Rivlin backs plans for Babi Yar Holocaust Memorial Center

There have been some 4 failed attempts a remembrance center at the site of the massacre.

Israeli President Reuven Rivlin met the Babi Yar Holocaust Memorial Center (BYHMC) executives on the 8th of February 2018. (photo credit: PR)
Israeli President Reuven Rivlin met the Babi Yar Holocaust Memorial Center (BYHMC) executives on the 8th of February 2018.
(photo credit: PR)
President Reuven Rivlin threw his weight behind plans for a Holocaust memorial center at the site of the Babi Yar massacre, in a meeting with representatives of the Babi Yar Holocaust Memorial Center (BYHMC) last week.
A delegation from the Center met with Rivlin in Jerusalem on Thursday, presenting him with their plans, as well as the basic historical narrative of the project.
The ravine of Babi Yar, located in the Ukrainian capital Kiev, is the site of mass killings by Germans and their collaborators.
Among the 150,000 victims thought to be buried there are 33,771 Jews who were killed in just two days – September 29-30, 1941. The victims of other massacres at the site, a majority of whom were Jewish, included Soviet prisoners of war, Roma, and Ukrainian nationalists. The inclusion of the latter alongside the other victims, however, has outraged some Ukrainian Jews because many of them were antisemites and collaborators.
Rivlin expressed his support for the center, stressing the importance of preserving historical memory in order to prevent the replication of past mistakes in the future.
“Last week I was in Thessaloniki, in order to lay the cornerstone of the new Holocaust Museum, along with the Prime Minister of Greece,” he said. “There are symbolic stations to everything that happened to the Jewish people over the last 200 years, and especially during the Holocaust.
Thessaloniki is one of them; Babi Yar is another one of them, of course the Warsaw Ghetto and the concentration camps… It is a pleasure to meet all of you, because this is something that is so necessary.”
He added that efforts of this kind are vital for the education of the younger generations.
This is at least the fourth attempt in Ukraine to commemorate Babi Yar; the current attempt has also been met by opposition since it was launched in September 2016.
Among the objections to the plans, critics have said that the project ignores non-Jewish victims. A group of Ukrainian historians wrote in a letter of opposition to the center: “We consider it a mistake to associate Babi Yar only with the history of the Holocaust while ignoring other victims and other dramatic moments of its history.”
But Yana Barinova, the chief operating officer for the museum, told a small group of journalists in Jerusalem on Thursday that while the project is focused on the Holocaust, it does not erase other victims.
She noted that another museum is being planned to tell the story of the site of Babi Yar from the beginning of its existence, and that “these projects are complementary and can coexist.”
Another concern was that the center was being built on top of the site of a Jewish graveyard, but Tablet, the American Jewish online magazine, reported that the center had obtained clearances from international halachic authorities to build on the site.
The project aims to pay tribute to all the victims and tell the story of their lives, as well as to become a research center specializing in Holocaust crimes in Ukraine and Eastern Europe.
“Yad Vashem [Israel’s official Holocaust memorial complex] is definitely the benchmark, and we are in close cooperation with them,” Barinova said.
Yad Vashem has agreed to participate in the project in an advisory capacity. Dr. Arkadi Zeltser, Director of the Moshe Mirilashivili Center for Research on the Holocaust in the Soviet Union at Yad Vashem, is a member of the BYHMC Review Council.

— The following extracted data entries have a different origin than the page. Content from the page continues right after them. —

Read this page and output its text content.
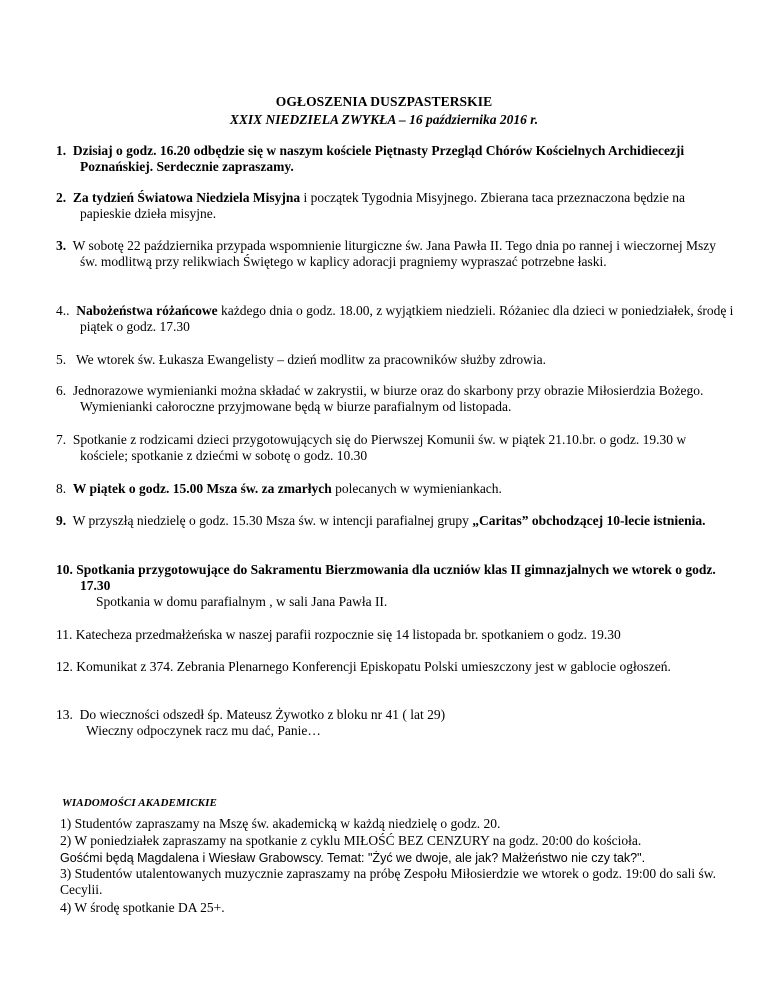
OGŁOSZENIA DUSZPASTERSKIE
XXIX NIEDZIELA ZWYKŁA – 16 października 2016 r.
1. Dzisiaj o godz. 16.20 odbędzie się w naszym kościele Piętnasty Przegląd Chórów Kościelnych Archidiecezji Poznańskiej. Serdecznie zapraszamy.
2. Za tydzień Światowa Niedziela Misyjna i początek Tygodnia Misyjnego. Zbierana taca przeznaczona będzie na papieskie dzieła misyjne.
3. W sobotę 22 października przypada wspomnienie liturgiczne św. Jana Pawła II. Tego dnia po rannej i wieczornej Mszy św. modlitwą przy relikwiach Świętego w kaplicy adoracji pragniemy wypraszać potrzebne łaski.
4.. Nabożeństwa różańcowe każdego dnia o godz. 18.00, z wyjątkiem niedzieli. Różaniec dla dzieci w poniedziałek, środę i piątek o godz. 17.30
5. We wtorek św. Łukasza Ewangelisty – dzień modlitw za pracowników służby zdrowia.
6. Jednorazowe wymienianki można składać w zakrystii, w biurze oraz do skarbony przy obrazie Miłosierdzia Bożego. Wymienianki całoroczne przyjmowane będą w biurze parafialnym od listopada.
7. Spotkanie z rodzicami dzieci przygotowujących się do Pierwszej Komunii św. w piątek 21.10.br. o godz. 19.30 w kościele; spotkanie z dziećmi w sobotę o godz. 10.30
8. W piątek o godz. 15.00 Msza św. za zmarłych polecanych w wymieniankach.
9. W przyszłą niedzielę o godz. 15.30 Msza św. w intencji parafialnej grupy „Caritas” obchodzącej 10-lecie istnienia.
10. Spotkania przygotowujące do Sakramentu Bierzmowania dla uczniów klas II gimnazjalnych we wtorek o godz. 17.30
Spotkania w domu parafialnym , w sali Jana Pawła II.
11. Katecheza przedmałżeńska w naszej parafii rozpocznie się 14 listopada br. spotkaniem o godz. 19.30
12. Komunikat z 374. Zebrania Plenarnego Konferencji Episkopatu Polski umieszczony jest w gablocie ogłoszeń.
13. Do wieczności odszedł śp. Mateusz Żywotko z bloku nr 41 ( lat 29)
Wieczny odpoczynek racz mu dać, Panie…
WIADOMOŚCI AKADEMICKIE
1) Studentów zapraszamy na Mszę św. akademicką w każdą niedzielę o godz. 20.
2) W poniedziałek zapraszamy na spotkanie z cyklu MIŁOŚĆ BEZ CENZURY na godz. 20:00 do kościoła.
Gośćmi będą Magdalena i Wiesław Grabowscy. Temat: "Żyć we dwoje, ale jak? Małżeństwo nie czy tak?".
3) Studentów utalentowanych muzycznie zapraszamy na próbę Zespołu Miłosierdzie we wtorek o godz. 19:00 do sali św. Cecylii.
4) W środę spotkanie DA 25+.
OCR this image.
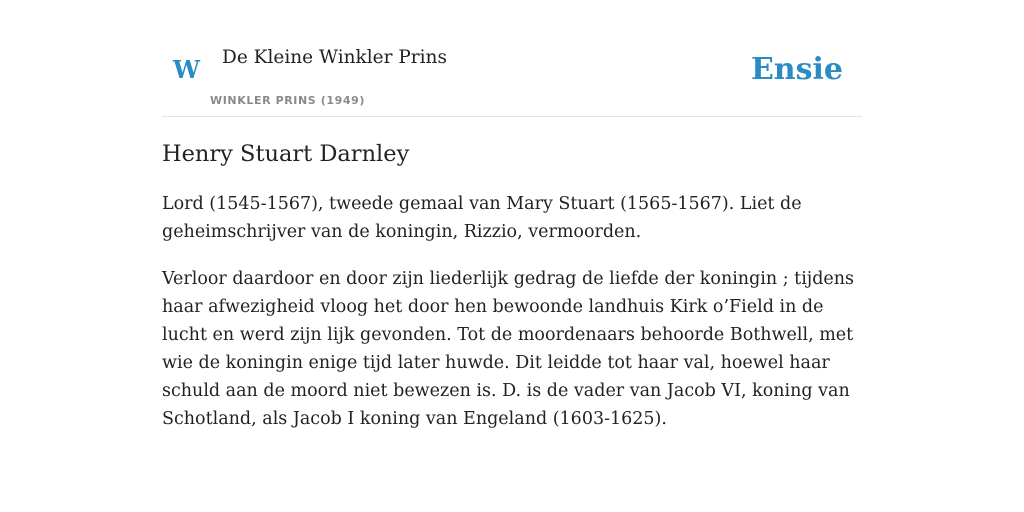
W De Kleine Winkler Prins
WINKLER PRINS (1949)
Ensie
Henry Stuart Darnley

Lord (1545-1567), tweede gemaal van Mary Stuart (1565-1567). Liet de geheimschrijver van de koningin, Rizzio, vermoorden.

Verloor daardoor en door zijn liederlijk gedrag de liefde der koningin ; tijdens haar afwezigheid vloog het door hen bewoonde landhuis Kirk o’Field in de lucht en werd zijn lijk gevonden. Tot de moordenaars behoorde Bothwell, met wie de koningin enige tijd later huwde. Dit leidde tot haar val, hoewel haar schuld aan de moord niet bewezen is. D. is de vader van Jacob VI, koning van Schotland, als Jacob I koning van Engeland (1603-1625).
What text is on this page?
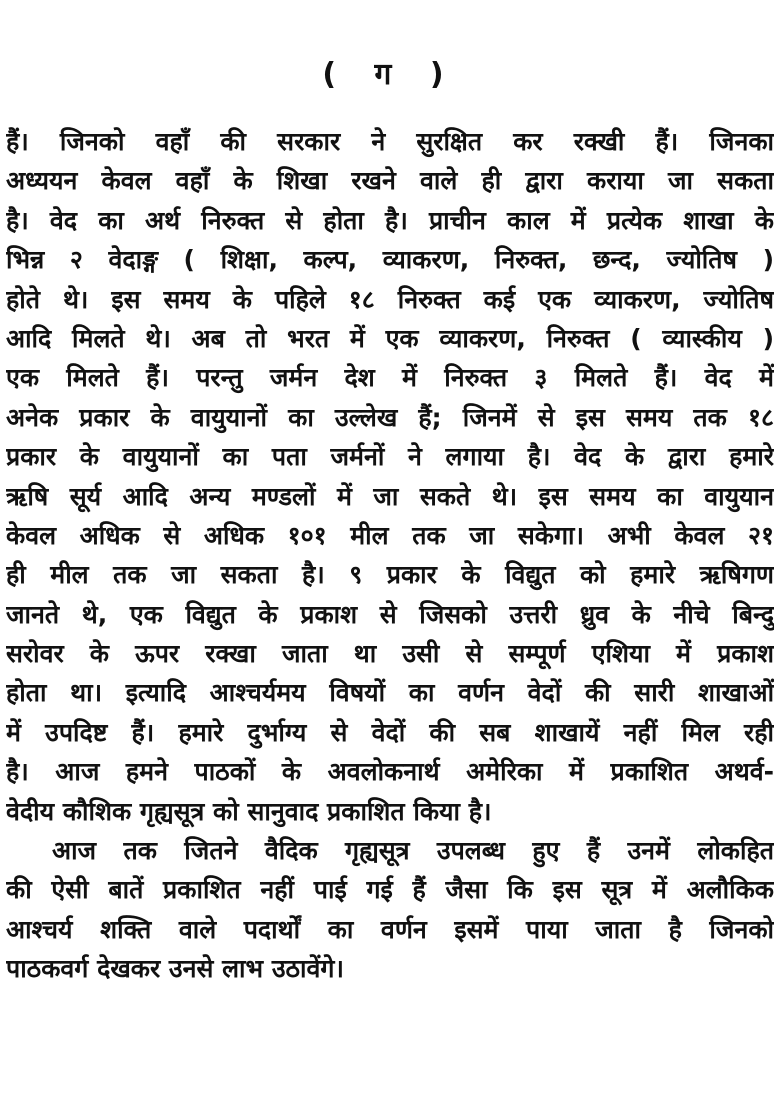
( ग )
हैं। जिनको वहाँ की सरकार ने सुरक्षित कर रक्खी हैं। जिनका
अध्ययन केवल वहाँ के शिखा रखने वाले ही द्वारा कराया जा सकता
है। वेद का अर्थ निरुक्त से होता है। प्राचीन काल में प्रत्येक शाखा के
भिन्न २ वेदाङ्ग ( शिक्षा, कल्प, व्याकरण, निरुक्त, छन्द, ज्योतिष )
होते थे। इस समय के पहिले १८ निरुक्त कई एक व्याकरण, ज्योतिष
आदि मिलते थे। अब तो भरत में एक व्याकरण, निरुक्त ( व्यास्कीय )
एक मिलते हैं। परन्तु जर्मन देश में निरुक्त ३ मिलते हैं। वेद में
अनेक प्रकार के वायुयानों का उल्लेख हैं; जिनमें से इस समय तक १८
प्रकार के वायुयानों का पता जर्मनों ने लगाया है। वेद के द्वारा हमारे
ऋषि सूर्य आदि अन्य मण्डलों में जा सकते थे। इस समय का वायुयान
केवल अधिक से अधिक १०१ मील तक जा सकेगा। अभी केवल २१
ही मील तक जा सकता है। ९ प्रकार के विद्युत को हमारे ऋषिगण
जानते थे, एक विद्युत के प्रकाश से जिसको उत्तरी ध्रुव के नीचे बिन्दु
सरोवर के ऊपर रक्खा जाता था उसी से सम्पूर्ण एशिया में प्रकाश
होता था। इत्यादि आश्चर्यमय विषयों का वर्णन वेदों की सारी शाखाओं
में उपदिष्ट हैं। हमारे दुर्भाग्य से वेदों की सब शाखायें नहीं मिल रही
है। आज हमने पाठकों के अवलोकनार्थ अमेरिका में प्रकाशित अथर्व-
वेदीय कौशिक गृह्यसूत्र को सानुवाद प्रकाशित किया है।
आज तक जितने वैदिक गृह्यसूत्र उपलब्ध हुए हैं उनमें लोकहित
की ऐसी बातें प्रकाशित नहीं पाई गई हैं जैसा कि इस सूत्र में अलौकिक
आश्चर्य शक्ति वाले पदार्थों का वर्णन इसमें पाया जाता है जिनको
पाठकवर्ग देखकर उनसे लाभ उठावेंगे।
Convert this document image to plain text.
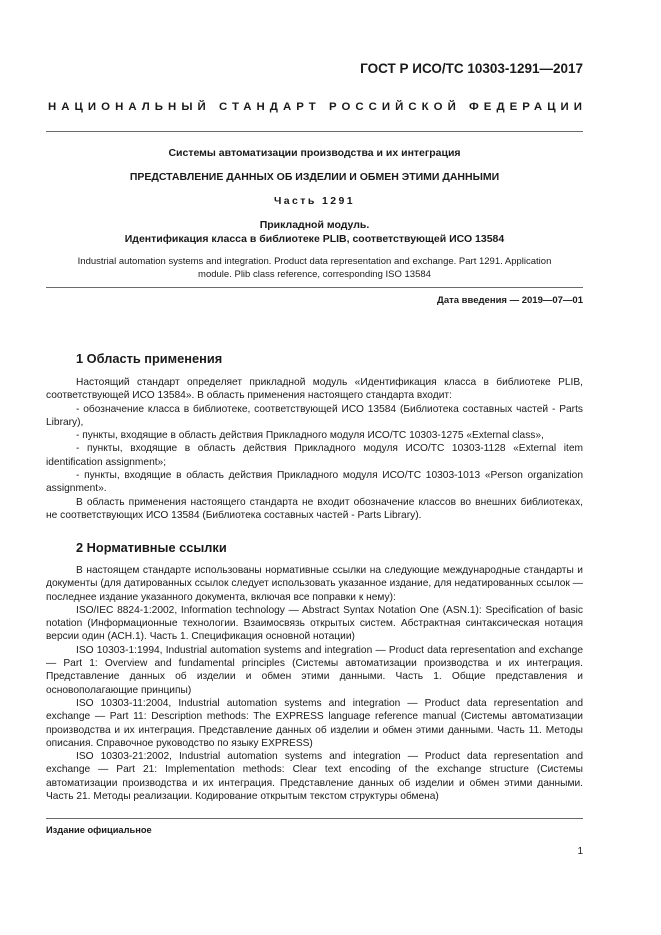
ГОСТ Р ИСО/ТС 10303-1291—2017
НАЦИОНАЛЬНЫЙ СТАНДАРТ РОССИЙСКОЙ ФЕДЕРАЦИИ
Системы автоматизации производства и их интеграция
ПРЕДСТАВЛЕНИЕ ДАННЫХ ОБ ИЗДЕЛИИ И ОБМЕН ЭТИМИ ДАННЫМИ
Часть 1291
Прикладной модуль.
Идентификация класса в библиотеке PLIB, соответствующей ИСО 13584
Industrial automation systems and integration. Product data representation and exchange. Part 1291. Application
module. Plib class reference, corresponding ISO 13584
Дата введения — 2019—07—01
1 Область применения

Настоящий стандарт определяет прикладной модуль «Идентификация класса в библиотеке PLIB, соответствующей ИСО 13584». В область применения настоящего стандарта входит:

- обозначение класса в библиотеке, соответствующей ИСО 13584 (Библиотека составных частей - Parts Library),

- пункты, входящие в область действия Прикладного модуля ИСО/ТС 10303-1275 «External class»,

- пункты, входящие в область действия Прикладного модуля ИСО/ТС 10303-1128 «External item identification assignment»;

- пункты, входящие в область действия Прикладного модуля ИСО/ТС 10303-1013 «Person organization assignment».

В область применения настоящего стандарта не входит обозначение классов во внешних библиотеках, не соответствующих ИСО 13584 (Библиотека составных частей - Parts Library).

2 Нормативные ссылки

В настоящем стандарте использованы нормативные ссылки на следующие международные стандарты и документы (для датированных ссылок следует использовать указанное издание, для недатированных ссылок — последнее издание указанного документа, включая все поправки к нему):

ISO/IEC 8824-1:2002, Information technology — Abstract Syntax Notation One (ASN.1): Specification of basic notation (Информационные технологии. Взаимосвязь открытых систем. Абстрактная синтаксическая нотация версии один (АСН.1). Часть 1. Спецификация основной нотации)

ISO 10303-1:1994, Industrial automation systems and integration — Product data representation and exchange — Part 1: Overview and fundamental principles (Системы автоматизации производства и их интеграция. Представление данных об изделии и обмен этими данными. Часть 1. Общие представления и основополагающие принципы)

ISO 10303-11:2004, Industrial automation systems and integration — Product data representation and exchange — Part 11: Description methods: The EXPRESS language reference manual (Системы автоматизации производства и их интеграция. Представление данных об изделии и обмен этими данными. Часть 11. Методы описания. Справочное руководство по языку EXPRESS)

ISO 10303-21:2002, Industrial automation systems and integration — Product data representation and exchange — Part 21: Implementation methods: Clear text encoding of the exchange structure (Системы автоматизации производства и их интеграция. Представление данных об изделии и обмен этими данными. Часть 21. Методы реализации. Кодирование открытым текстом структуры обмена)

Издание официальное
1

The BYHMC delegation met with Yad Vashem Chairman Avner Shalev and Zeltser, who said: “It is very important to maintain a historically accurate and balanced representation of the events during this very complicated period during the Second World War. Between 29-30 September 1941, 33,700 Jews from Kiev were murdered by German Nazis at Babi Yar. Babi Yar is one of the main symbols of the Holocaust in Ukraine and Eastern Europe.”
The Supervisory Board of the Babi Yar Holocaust Memorial Center is led by Kiev Mayor Vitali Klitschko.
The board includes: Rabbi Yaakov Dov Bleich, Chief Rabbi of Kiev and Ukraine; Mikhail Fridman, Co-Founder of the Russian Jewish Congress and the Genesis Philanthropy Group; former US senator Joe Lieberman; and Jewish Agency Chairman Natan Sharansky, among many others.
“Ukraine remains a blind spot on the map of the Holocaust memorials,” said CEO of the BYHMC, Gennadii Verbylenko. “Our goal is not about construction but about building trust. We intend to be a community-building institution. BYHMC is about remembering the past and building the future.”